Shareholder Sean Sweeney explains the most efficient way to file a complaint against a Financial Advisor.

How to file a complaint against a Financial Advisor

  1. Identify whether or not you have a claim (did your broker-dealer do something wrong that’s actionable)
  2. Determine what your damages are
  3. File a complaint through the FINRA arbitration process

“The most effective way to file a complaint against a financial advisor is to bring a claim against them in FINRA arbitration. They can only bring a claim against them if they are actually registered with a broker-dealer – a Wall Street Bank, but an investment bank that’s actually registered with FINRA. Those are the entities for which you can bring a claim in FINRA arbitration. But the actual steps to bring a claim is first identifying whether you have a claim. Every case is really broken down into liability and damages.
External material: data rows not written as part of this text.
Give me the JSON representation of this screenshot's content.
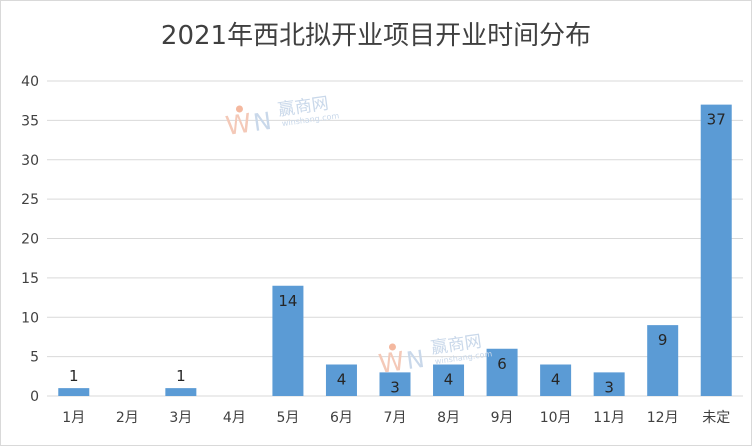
{
  "chart_data": {
    "type": "bar",
    "title": "2021年西北拟开业项目开业时间分布",
    "categories": [
      "1月",
      "2月",
      "3月",
      "4月",
      "5月",
      "6月",
      "7月",
      "8月",
      "9月",
      "10月",
      "11月",
      "12月",
      "未定"
    ],
    "values": [
      1,
      0,
      1,
      0,
      14,
      4,
      3,
      4,
      6,
      4,
      3,
      9,
      37
    ],
    "data_labels": [
      "1",
      "",
      "1",
      "",
      "14",
      "4",
      "3",
      "4",
      "6",
      "4",
      "3",
      "9",
      "37"
    ],
    "y_ticks": [
      "0",
      "5",
      "10",
      "15",
      "20",
      "25",
      "30",
      "35",
      "40"
    ],
    "ylim": [
      0,
      40
    ],
    "bar_color": "#5b9bd5",
    "grid": true,
    "legend": "none"
  },
  "watermark": {
    "brand": "赢商网",
    "sub": "winshang.com"
  }
}
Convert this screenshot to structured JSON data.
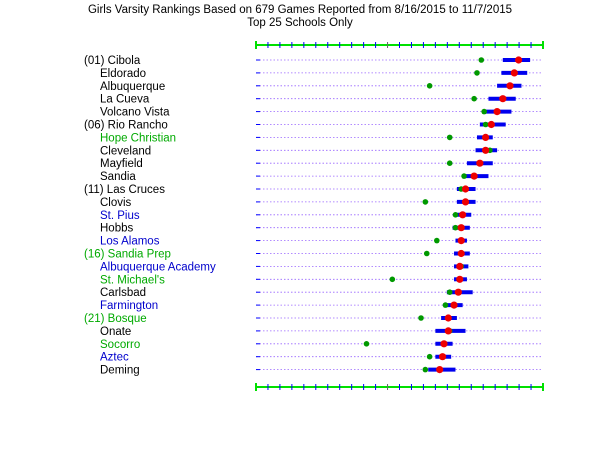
{
  "chart_data": {
    "type": "scatter",
    "title_lines": [
      "Girls Varsity Rankings Based on 679 Games Reported from 8/16/2015 to 11/7/2015",
      "Top 25 Schools Only"
    ],
    "colors": {
      "frame": "#00e000",
      "tick": "#0000ff",
      "gridline": "#9966ff",
      "bar": "#0000ee",
      "rating_dot": "#ee0000",
      "record_dot": "#009900",
      "label_black": "#000000",
      "label_green": "#00aa00",
      "label_blue": "#0000cc"
    },
    "rows": [
      {
        "label": "(01) Cibola",
        "label_color": "black",
        "low": 0.86,
        "mid": 0.915,
        "high": 0.955,
        "green": 0.785
      },
      {
        "label": "Eldorado",
        "label_color": "black",
        "low": 0.855,
        "mid": 0.9,
        "high": 0.945,
        "green": 0.77
      },
      {
        "label": "Albuquerque",
        "label_color": "black",
        "low": 0.84,
        "mid": 0.885,
        "high": 0.925,
        "green": 0.605
      },
      {
        "label": "La Cueva",
        "label_color": "black",
        "low": 0.81,
        "mid": 0.86,
        "high": 0.905,
        "green": 0.76
      },
      {
        "label": "Volcano Vista",
        "label_color": "black",
        "low": 0.79,
        "mid": 0.84,
        "high": 0.89,
        "green": 0.795
      },
      {
        "label": "(06) Rio Rancho",
        "label_color": "black",
        "low": 0.78,
        "mid": 0.82,
        "high": 0.87,
        "green": 0.8
      },
      {
        "label": "Hope Christian",
        "label_color": "green",
        "low": 0.77,
        "mid": 0.8,
        "high": 0.825,
        "green": 0.675
      },
      {
        "label": "Cleveland",
        "label_color": "black",
        "low": 0.765,
        "mid": 0.8,
        "high": 0.84,
        "green": 0.815
      },
      {
        "label": "Mayfield",
        "label_color": "black",
        "low": 0.735,
        "mid": 0.78,
        "high": 0.825,
        "green": 0.675
      },
      {
        "label": "Sandia",
        "label_color": "black",
        "low": 0.72,
        "mid": 0.76,
        "high": 0.81,
        "green": 0.725
      },
      {
        "label": "(11) Las Cruces",
        "label_color": "black",
        "low": 0.7,
        "mid": 0.73,
        "high": 0.765,
        "green": 0.715
      },
      {
        "label": "Clovis",
        "label_color": "black",
        "low": 0.7,
        "mid": 0.73,
        "high": 0.765,
        "green": 0.59
      },
      {
        "label": "St. Pius",
        "label_color": "blue",
        "low": 0.695,
        "mid": 0.72,
        "high": 0.75,
        "green": 0.695
      },
      {
        "label": "Hobbs",
        "label_color": "black",
        "low": 0.685,
        "mid": 0.715,
        "high": 0.745,
        "green": 0.695
      },
      {
        "label": "Los Alamos",
        "label_color": "blue",
        "low": 0.695,
        "mid": 0.715,
        "high": 0.735,
        "green": 0.63
      },
      {
        "label": "(16) Sandia Prep",
        "label_color": "green",
        "low": 0.69,
        "mid": 0.715,
        "high": 0.745,
        "green": 0.595
      },
      {
        "label": "Albuquerque Academy",
        "label_color": "blue",
        "low": 0.69,
        "mid": 0.71,
        "high": 0.74,
        "green": 0.715
      },
      {
        "label": "St. Michael's",
        "label_color": "green",
        "low": 0.69,
        "mid": 0.71,
        "high": 0.735,
        "green": 0.475
      },
      {
        "label": "Carlsbad",
        "label_color": "black",
        "low": 0.665,
        "mid": 0.705,
        "high": 0.755,
        "green": 0.675
      },
      {
        "label": "Farmington",
        "label_color": "blue",
        "low": 0.665,
        "mid": 0.69,
        "high": 0.72,
        "green": 0.66
      },
      {
        "label": "(21) Bosque",
        "label_color": "green",
        "low": 0.645,
        "mid": 0.67,
        "high": 0.7,
        "green": 0.575
      },
      {
        "label": "Onate",
        "label_color": "black",
        "low": 0.625,
        "mid": 0.67,
        "high": 0.73,
        "green": 0.675
      },
      {
        "label": "Socorro",
        "label_color": "green",
        "low": 0.625,
        "mid": 0.655,
        "high": 0.685,
        "green": 0.385
      },
      {
        "label": "Aztec",
        "label_color": "blue",
        "low": 0.625,
        "mid": 0.65,
        "high": 0.68,
        "green": 0.605
      },
      {
        "label": "Deming",
        "label_color": "black",
        "low": 0.6,
        "mid": 0.64,
        "high": 0.695,
        "green": 0.59
      }
    ],
    "xlim": [
      0,
      1
    ],
    "grid": true,
    "legend": "none"
  }
}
So first is to establish whether or not they did something wrong that’s actionable. The fact that your account lost money is not in and of itself enough to bring a claim. There has to be some violation of the duty of your financial advisor in order for you to be able to bring a claim to try to recover. This can be that they put you into unsuitable investments, term of art meaning things that were too risky for your risk tolerance or time horizon. It could be that they had discretion over your account. They get to choose the investments and they breach their fiduciary duty. Again, they invested your funds in a manner that was improper for you. Typically you’re going to indicate when you open an account what your risk tolerance is, what your time horizon is, what your investment objectives are. And they’re supposed to only provide advice that’s consistent with those. If they don’t do that, then you may have a claim.

The next is to determine what your damages are. We have a couple of different ways of measuring damages and it kind of depends on what the nature of your claim is. But the first thing you’re always going to look at is what are your net out-of-pocket losses. What did you actually lose as a result of the conduct of your financial advisor? From there we’re also of course going to look at what is the opportunity cost? What did you lose as result of not getting proper investment advice? We often measure this by what’s called a “well-managed portfolio” (Or, a “market adjusted portfolio” is another term for it) something where we might have an expert witness take a look at your investments and calculate what you would have had if it had been invested properly or consistent with your risk tolerance and investment objectives and determine the damages from there. The other damages that you might seek are statutory interest on the money that you have lost as well as actual attorneys fees. The FINRA Arbitration Forum does allow for those damages though it’s not common for those to be awarded.

If you determine that you have a claim, then you file a complaint through the FINRA arbitration process and the process goes from there. You can see some of our other videos about what’s entailed in that process But, basically, it goes through and you have your claim ultimately decided by a panel of arbitrators instead of a judge and a jury.”